The basic economic problems in Pakistan are quite similar to those in India; however, they are even more acute and are exacerbated by greater external vulnerability. Pakistan's economic growth has been decelerating since 1995, and there are no signs of a recovery on the horizon.
Growth of real gross domestic product (GDP) was only 3.1 per cent in 1997, and the earlier projections of more than 4 per cent for this year are now accepted as unrealistic. Agriculture hardly grew in 1996-97, and was not much better, at around 2.3 per cent growth, in the subsequent year. Pest attacks have badly affected the cotton crop. Industrial growth has been low at 3.4 per cent for the past two years. Manufacturing performed especially poorly, showing increases of less than 2 per cent. The low levels of private credit growth and investment, along with the contraction of capital goods imports in the past fiscal year, suggest that industrial activity is likely to remain depressed.
Poor growth has also affected the Government's fiscal position, just as in India. The target of a fiscal dificit 5 per cent of GDP could not be met because of major shortfalls in revenue collection. Meanwhile, inflation has been around 11 per cent in the past two years; in the last few months it has fallen below double digits only because consumer demand has sagged owing to recession.
The trade deficit continues to grow, because exports have shown almost no growth in dollar terms since 1996. The current account deficit is dangerously large, at nearly $4 billion, and because of the large external debt, which is more than 70 per cent of GDP, debt service ratios have also been very high at around 25 per cent. This matters because Pakistan's foreign reserves are at a dangerously low level at present, at only $1.1 billion (equivalent to less than one month's imports), and until the state of emergency was imposed on May 28 the Pakistani rupee was fully convertible.
Since October last year, Pakistan has been subject to an agreement with the International Monetary Fund (IMF) for three years, amounting to a loan of $1.5 billion. This money, along with World Bank aid, which amounted to $800 million in the past year, is significant for Pakistan which receives very little in the form of foreign private investment or credit.

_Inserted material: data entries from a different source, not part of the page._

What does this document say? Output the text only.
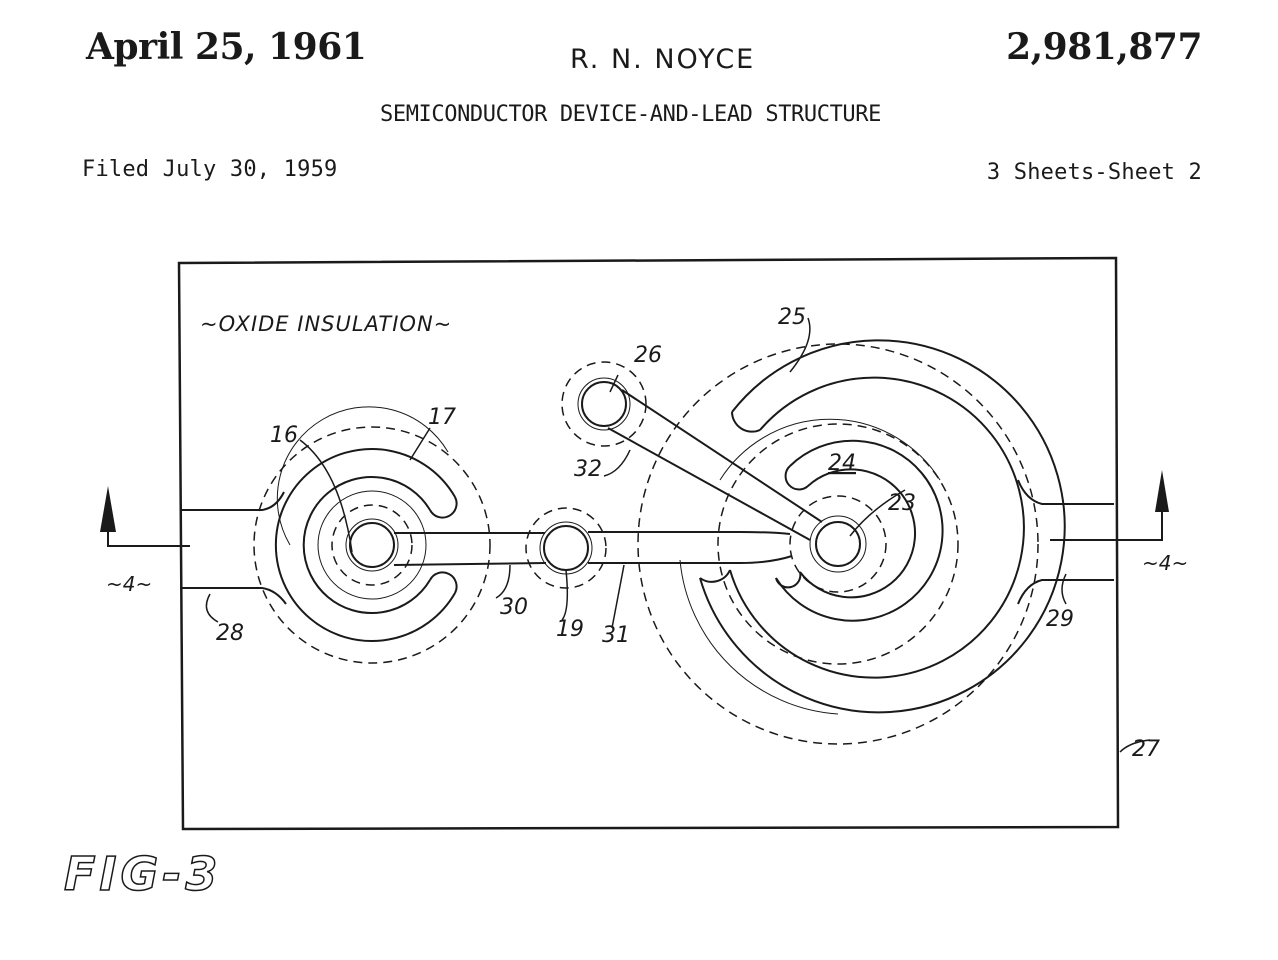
April 25, 1961	R. N. NOYCE	2,981,877
SEMICONDUCTOR DEVICE-AND-LEAD STRUCTURE
Filed July 30, 1959	3 Sheets-Sheet 2
~OXIDE INSULATION~
~4~
~4~
16
17
19
23
24
25
26
27
28
29
30
31
32
FIG-3
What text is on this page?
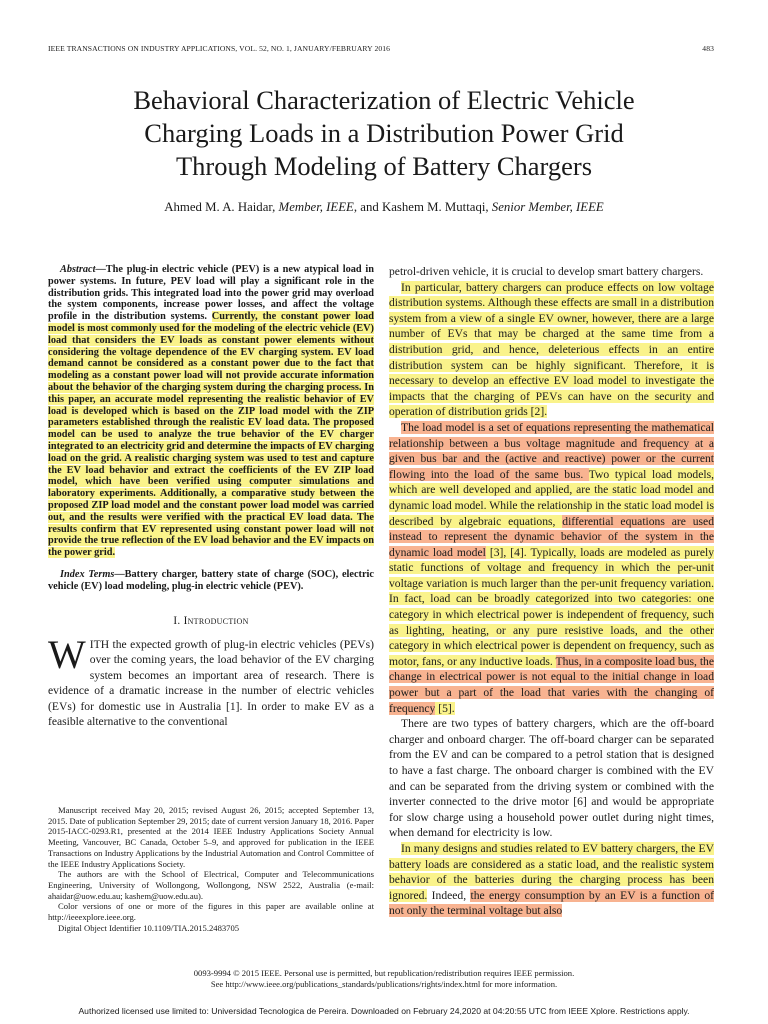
IEEE TRANSACTIONS ON INDUSTRY APPLICATIONS, VOL. 52, NO. 1, JANUARY/FEBRUARY 2016	483
Behavioral Characterization of Electric Vehicle
Charging Loads in a Distribution Power Grid
Through Modeling of Battery Chargers
Ahmed M. A. Haidar, Member, IEEE, and Kashem M. Muttaqi, Senior Member, IEEE

Abstract—The plug-in electric vehicle (PEV) is a new atypical load in power systems. In future, PEV load will play a significant role in the distribution grids. This integrated load into the power grid may overload the system components, increase power losses, and affect the voltage profile in the distribution systems. Currently, the constant power load model is most commonly used for the modeling of the electric vehicle (EV) load that considers the EV loads as constant power elements without considering the voltage dependence of the EV charging system. EV load demand cannot be considered as a constant power due to the fact that modeling as a constant power load will not provide accurate information about the behavior of the charging system during the charging process. In this paper, an accurate model representing the realistic behavior of EV load is developed which is based on the ZIP load model with the ZIP parameters established through the realistic EV load data. The proposed model can be used to analyze the true behavior of the EV charger integrated to an electricity grid and determine the impacts of EV charging load on the grid. A realistic charging system was used to test and capture the EV load behavior and extract the coefficients of the EV ZIP load model, which have been verified using computer simulations and laboratory experiments. Additionally, a comparative study between the proposed ZIP load model and the constant power load model was carried out, and the results were verified with the practical EV load data. The results confirm that EV represented using constant power load will not provide the true reflection of the EV load behavior and the EV impacts on the power grid.

Index Terms—Battery charger, battery state of charge (SOC), electric vehicle (EV) load modeling, plug-in electric vehicle (PEV).

I. Introduction

WITH the expected growth of plug-in electric vehicles (PEVs) over the coming years, the load behavior of the EV charging system becomes an important area of research. There is evidence of a dramatic increase in the number of electric vehicles (EVs) for domestic use in Australia [1]. In order to make EV as a feasible alternative to the conventional

Manuscript received May 20, 2015; revised August 26, 2015; accepted September 13, 2015. Date of publication September 29, 2015; date of current version January 18, 2016. Paper 2015-IACC-0293.R1, presented at the 2014 IEEE Industry Applications Society Annual Meeting, Vancouver, BC Canada, October 5–9, and approved for publication in the IEEE Transactions on Industry Applications by the Industrial Automation and Control Committee of the IEEE Industry Applications Society.

The authors are with the School of Electrical, Computer and Telecommunications Engineering, University of Wollongong, Wollongong, NSW 2522, Australia (e-mail: ahaidar@uow.edu.au; kashem@uow.edu.au).

Color versions of one or more of the figures in this paper are available online at http://ieeexplore.ieee.org.

Digital Object Identifier 10.1109/TIA.2015.2483705

petrol-driven vehicle, it is crucial to develop smart battery chargers.

In particular, battery chargers can produce effects on low voltage distribution systems. Although these effects are small in a distribution system from a view of a single EV owner, however, there are a large number of EVs that may be charged at the same time from a distribution grid, and hence, deleterious effects in an entire distribution system can be highly significant. Therefore, it is necessary to develop an effective EV load model to investigate the impacts that the charging of PEVs can have on the security and operation of distribution grids [2].

The load model is a set of equations representing the mathematical relationship between a bus voltage magnitude and frequency at a given bus bar and the (active and reactive) power or the current flowing into the load of the same bus. Two typical load models, which are well developed and applied, are the static load model and dynamic load model. While the relationship in the static load model is described by algebraic equations, differential equations are used instead to represent the dynamic behavior of the system in the dynamic load model [3], [4]. Typically, loads are modeled as purely static functions of voltage and frequency in which the per-unit voltage variation is much larger than the per-unit frequency variation. In fact, load can be broadly categorized into two categories: one category in which electrical power is independent of frequency, such as lighting, heating, or any pure resistive loads, and the other category in which electrical power is dependent on frequency, such as motor, fans, or any inductive loads. Thus, in a composite load bus, the change in electrical power is not equal to the initial change in load power but a part of the load that varies with the changing of frequency [5].

There are two types of battery chargers, which are the off-board charger and onboard charger. The off-board charger can be separated from the EV and can be compared to a petrol station that is designed to have a fast charge. The onboard charger is combined with the EV and can be separated from the driving system or combined with the inverter connected to the drive motor [6] and would be appropriate for slow charge using a household power outlet during night times, when demand for electricity is low.

In many designs and studies related to EV battery chargers, the EV battery loads are considered as a static load, and the realistic system behavior of the batteries during the charging process has been ignored. Indeed, the energy consumption by an EV is a function of not only the terminal voltage but also

0093-9994 © 2015 IEEE. Personal use is permitted, but republication/redistribution requires IEEE permission.
See http://www.ieee.org/publications_standards/publications/rights/index.html for more information.
Authorized licensed use limited to: Universidad Tecnologica de Pereira. Downloaded on February 24,2020 at 04:20:55 UTC from IEEE Xplore. Restrictions apply.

Total multilateral loans into Pakistan account for 1.4 per cent of its GDP. Already the IMF has been complaining that several policy commitments made by the Government have been unduly delayed - ranging from retrenchment of workers in the public sector and accelerated privatisation of public assets to the proposed revision of power tariffs and the imposition of sales tax at 2 per cent on retail trade. It is quite likely that these will now be insisted upon if the IMF does agree to provide the next tranche.
The impact of economic sanctions on an economy that is already so weak could well be devastating. The postponement of foreign aid and loans is critical in Pakistan's case because the central bank simply does not have enough hard currency to prevent a speculative slide of the Pakistani rupee.
The Pakistani currency had already depreciated by around 12 per cent in recent months, and capital flight was obviously anticipated by the Government when it announced a freeze on all foreign currency transactions and closed banks to prevent a run on the rupee on May 28. It is possible that even this action was imbued by the clientelism that has marked so much of the country's official policy moves. A report published in Dawn newspaper on May 29 suggests that Punjab's big businessmen in the Lahore Chamber of Commerce and Industry, who had close ties with the Nawaz Sharif Government, had advance information about the nuclear blasts. As a result, millions of dollars left Pakistan in the three days preceding the explosions, and so by the time the controls were imposed, at least some birds had already flown. While the favoured few were thus protected as usual, the mass of Pakistani citizens now face dramatically worse economic conditions as well as a loss of democratic rights after the imposition of the state of emergency.
It is clear that the price for these economically expensive explosions will be paid by the ordinary people of Pakistan, who are being offered illusory and perilous symbols of aggressive nationalism and are being told to exult and put up with the consequences. In this, as in so much else, the citizens of Pakistan have much in common with their Indian counterparts.